Originally Posted by beluga
How exactly does google find you its websites? Does it have a list of websites that it has collected into a huge directory, or when you search is it actually somehow reaching out to other servers to find your site?
Three steps: Google crawls, Google indexes, Google Serves (results).
Google has an indexing program they refer to as Googlebot
. It follows links from one page to another, from one site to another, and collects information about the web. It basically recreates the web - though not an exact copy of what is actually out on the web. My link above is to the Google page on their crawler, and Google's pages are actually a good starting point to learning more about how Google works. If you want to get a basic understanding of what they find to be good practices, it's worth spending some time in their section on Google Information for Webmasters
There are a lot of articles, whitepapers, and patents that you could look through to try to find out more about how Google indexes pages. There's an introduction to the architecture of Google, and how it works in one of the first papers on the subject from Sergey Brin and Lawrence Page called The Anatomy of a Large-Scale Hypertextual Web Search Engine
A newer paper that describes the architecture of Google's indexing (and serving) system is at: Web Search for a Planet: The Google Cluster Architecture
The patent application that jlknauff pointed to is one of many that the people of Google have filed that describes possible ways that Google may collect and index information about pages. It's not the only one. But, just because it's something that Google has released into the world doesn't mean that they are using it - though some parts may be in use. Keep in mind that those patents are written to protect Google's intellectual property, and not as guidelines to people on how the search engine works.

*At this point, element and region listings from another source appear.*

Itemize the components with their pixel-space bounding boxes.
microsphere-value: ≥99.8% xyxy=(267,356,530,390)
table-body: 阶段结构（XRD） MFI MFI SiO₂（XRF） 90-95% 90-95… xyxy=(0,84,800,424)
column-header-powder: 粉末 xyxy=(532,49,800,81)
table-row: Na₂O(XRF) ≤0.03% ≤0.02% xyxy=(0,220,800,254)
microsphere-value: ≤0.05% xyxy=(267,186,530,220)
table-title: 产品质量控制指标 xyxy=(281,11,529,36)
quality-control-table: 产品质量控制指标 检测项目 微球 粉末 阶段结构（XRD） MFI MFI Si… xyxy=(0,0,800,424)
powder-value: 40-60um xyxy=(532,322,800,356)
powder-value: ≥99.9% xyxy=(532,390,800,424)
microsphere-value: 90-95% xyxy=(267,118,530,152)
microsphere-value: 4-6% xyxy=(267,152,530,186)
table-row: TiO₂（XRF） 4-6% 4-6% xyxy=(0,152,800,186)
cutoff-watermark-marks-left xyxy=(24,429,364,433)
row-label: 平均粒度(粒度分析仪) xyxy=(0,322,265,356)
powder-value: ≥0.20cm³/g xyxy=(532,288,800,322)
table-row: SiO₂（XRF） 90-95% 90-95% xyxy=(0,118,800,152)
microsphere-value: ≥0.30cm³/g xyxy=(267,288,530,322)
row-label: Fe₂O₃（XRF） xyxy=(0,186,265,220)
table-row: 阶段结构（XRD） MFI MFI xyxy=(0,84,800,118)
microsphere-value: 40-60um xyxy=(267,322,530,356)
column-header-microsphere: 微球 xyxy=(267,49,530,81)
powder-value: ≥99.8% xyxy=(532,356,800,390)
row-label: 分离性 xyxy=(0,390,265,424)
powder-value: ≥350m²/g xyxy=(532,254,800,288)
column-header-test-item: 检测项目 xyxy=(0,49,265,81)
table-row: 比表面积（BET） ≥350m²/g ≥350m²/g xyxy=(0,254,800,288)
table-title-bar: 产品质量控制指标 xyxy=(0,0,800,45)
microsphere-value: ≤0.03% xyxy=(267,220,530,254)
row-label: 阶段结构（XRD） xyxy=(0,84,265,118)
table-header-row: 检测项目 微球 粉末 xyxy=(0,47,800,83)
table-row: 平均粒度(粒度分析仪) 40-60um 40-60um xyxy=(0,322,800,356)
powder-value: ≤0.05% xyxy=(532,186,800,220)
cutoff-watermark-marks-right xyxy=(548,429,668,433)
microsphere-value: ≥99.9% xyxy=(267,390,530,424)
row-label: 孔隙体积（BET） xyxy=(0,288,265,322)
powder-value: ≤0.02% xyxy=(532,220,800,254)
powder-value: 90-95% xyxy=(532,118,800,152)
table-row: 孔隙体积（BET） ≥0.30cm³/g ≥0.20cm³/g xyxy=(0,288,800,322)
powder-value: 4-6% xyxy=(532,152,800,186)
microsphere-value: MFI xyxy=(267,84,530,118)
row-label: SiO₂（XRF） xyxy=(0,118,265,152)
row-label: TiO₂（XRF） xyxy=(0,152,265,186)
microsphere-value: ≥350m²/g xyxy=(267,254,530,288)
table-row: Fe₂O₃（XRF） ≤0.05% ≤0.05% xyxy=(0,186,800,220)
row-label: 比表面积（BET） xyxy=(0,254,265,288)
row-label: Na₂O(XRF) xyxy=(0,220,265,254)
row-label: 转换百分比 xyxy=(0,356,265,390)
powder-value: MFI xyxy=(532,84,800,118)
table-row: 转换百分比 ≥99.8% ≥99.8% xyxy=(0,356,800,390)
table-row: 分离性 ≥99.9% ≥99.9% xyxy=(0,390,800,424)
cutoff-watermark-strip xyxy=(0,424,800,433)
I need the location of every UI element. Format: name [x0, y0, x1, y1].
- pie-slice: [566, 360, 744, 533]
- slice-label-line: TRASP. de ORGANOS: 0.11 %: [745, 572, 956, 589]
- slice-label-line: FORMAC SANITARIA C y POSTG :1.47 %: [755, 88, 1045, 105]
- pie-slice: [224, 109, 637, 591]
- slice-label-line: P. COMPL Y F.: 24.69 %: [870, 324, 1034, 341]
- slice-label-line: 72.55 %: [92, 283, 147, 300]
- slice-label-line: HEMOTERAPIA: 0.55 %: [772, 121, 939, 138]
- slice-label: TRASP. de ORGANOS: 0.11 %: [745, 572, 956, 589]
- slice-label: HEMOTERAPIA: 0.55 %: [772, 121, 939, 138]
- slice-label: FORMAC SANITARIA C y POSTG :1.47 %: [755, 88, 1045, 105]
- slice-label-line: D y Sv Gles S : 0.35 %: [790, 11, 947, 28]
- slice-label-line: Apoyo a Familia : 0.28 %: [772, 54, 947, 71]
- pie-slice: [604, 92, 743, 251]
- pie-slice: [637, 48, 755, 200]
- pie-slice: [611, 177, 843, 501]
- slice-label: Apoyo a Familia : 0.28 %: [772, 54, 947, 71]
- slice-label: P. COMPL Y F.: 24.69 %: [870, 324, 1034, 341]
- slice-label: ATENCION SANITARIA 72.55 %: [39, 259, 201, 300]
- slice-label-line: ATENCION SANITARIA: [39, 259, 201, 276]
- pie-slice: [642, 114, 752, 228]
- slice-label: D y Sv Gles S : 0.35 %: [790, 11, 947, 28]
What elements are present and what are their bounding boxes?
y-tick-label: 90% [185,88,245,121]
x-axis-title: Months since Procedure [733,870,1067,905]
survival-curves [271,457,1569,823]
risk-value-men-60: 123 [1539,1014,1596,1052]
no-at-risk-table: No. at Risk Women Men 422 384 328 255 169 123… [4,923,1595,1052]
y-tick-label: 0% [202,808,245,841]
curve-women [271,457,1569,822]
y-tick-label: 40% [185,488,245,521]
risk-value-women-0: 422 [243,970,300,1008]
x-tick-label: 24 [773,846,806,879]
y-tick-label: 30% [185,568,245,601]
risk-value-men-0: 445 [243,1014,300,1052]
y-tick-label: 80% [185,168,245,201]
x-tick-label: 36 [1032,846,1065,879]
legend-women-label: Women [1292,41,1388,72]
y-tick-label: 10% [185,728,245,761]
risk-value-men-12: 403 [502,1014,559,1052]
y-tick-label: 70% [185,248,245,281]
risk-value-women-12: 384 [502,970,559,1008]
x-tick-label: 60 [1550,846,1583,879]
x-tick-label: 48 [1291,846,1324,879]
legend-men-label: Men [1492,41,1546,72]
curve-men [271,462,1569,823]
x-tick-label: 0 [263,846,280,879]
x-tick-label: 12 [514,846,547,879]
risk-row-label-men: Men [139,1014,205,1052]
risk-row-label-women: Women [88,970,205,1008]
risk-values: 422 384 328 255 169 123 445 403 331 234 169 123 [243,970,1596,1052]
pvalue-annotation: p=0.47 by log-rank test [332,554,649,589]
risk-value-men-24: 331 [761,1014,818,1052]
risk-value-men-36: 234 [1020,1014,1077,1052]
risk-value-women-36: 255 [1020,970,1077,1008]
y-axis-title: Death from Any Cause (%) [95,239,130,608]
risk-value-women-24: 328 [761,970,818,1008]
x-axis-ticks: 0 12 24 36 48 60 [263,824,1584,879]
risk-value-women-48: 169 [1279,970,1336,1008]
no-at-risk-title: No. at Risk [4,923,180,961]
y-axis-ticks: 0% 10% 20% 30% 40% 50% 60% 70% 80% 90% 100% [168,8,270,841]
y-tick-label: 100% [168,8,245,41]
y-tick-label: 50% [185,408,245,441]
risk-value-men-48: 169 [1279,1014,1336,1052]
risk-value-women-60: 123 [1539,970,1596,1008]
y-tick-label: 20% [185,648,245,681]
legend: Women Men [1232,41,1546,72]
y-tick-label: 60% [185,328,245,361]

When Google collects information about sites during its crawl, and it indexes that information, it gathers a fair amount of data: what is presented on pages, how it is presented, how it may compare to information on other pages on the web, and on the connections - the links between pages.
When someone performs a query on Google, and is given a set of results, the results have to be served fairly quickly. The collection of information, and the organization of that information is mostly already done at that point. There's likely some sorting happening as a result of the indexing that has been done. Duplicated information and other information may be filtered out at this point, and different relevance rules may be applied to information in the index to serve what the people at Google hope are good responses to queries.
What do you need to know to make it more likely that your page will show up in rankings in Google?
Mel's brief overview is a good start. As I stated above, the webmaster guidelines from Google also are pages that you should read through carefully.
Make sure that your pages can be crawled by googlebot. It has some limitations, like potential problems with java script based links, flash, text as images, complex dynamic sites with multiple variables in URLs, and more.
Try to use semantically correct html, so that your page titles are unique to each page and actually describe the content of that page. Use heading tags (<h1>, <h2>, etc.) that work the way headings on a page should - as descriptions of the content that they are headlines for. Use alt text for images that truly is alternative text for those images.
Use words on your pages that your targeted audience or audiences will actually search for, and will expect to see on your pages.
My brief answer is a little more detailed than Mel's, but it's still pretty brief.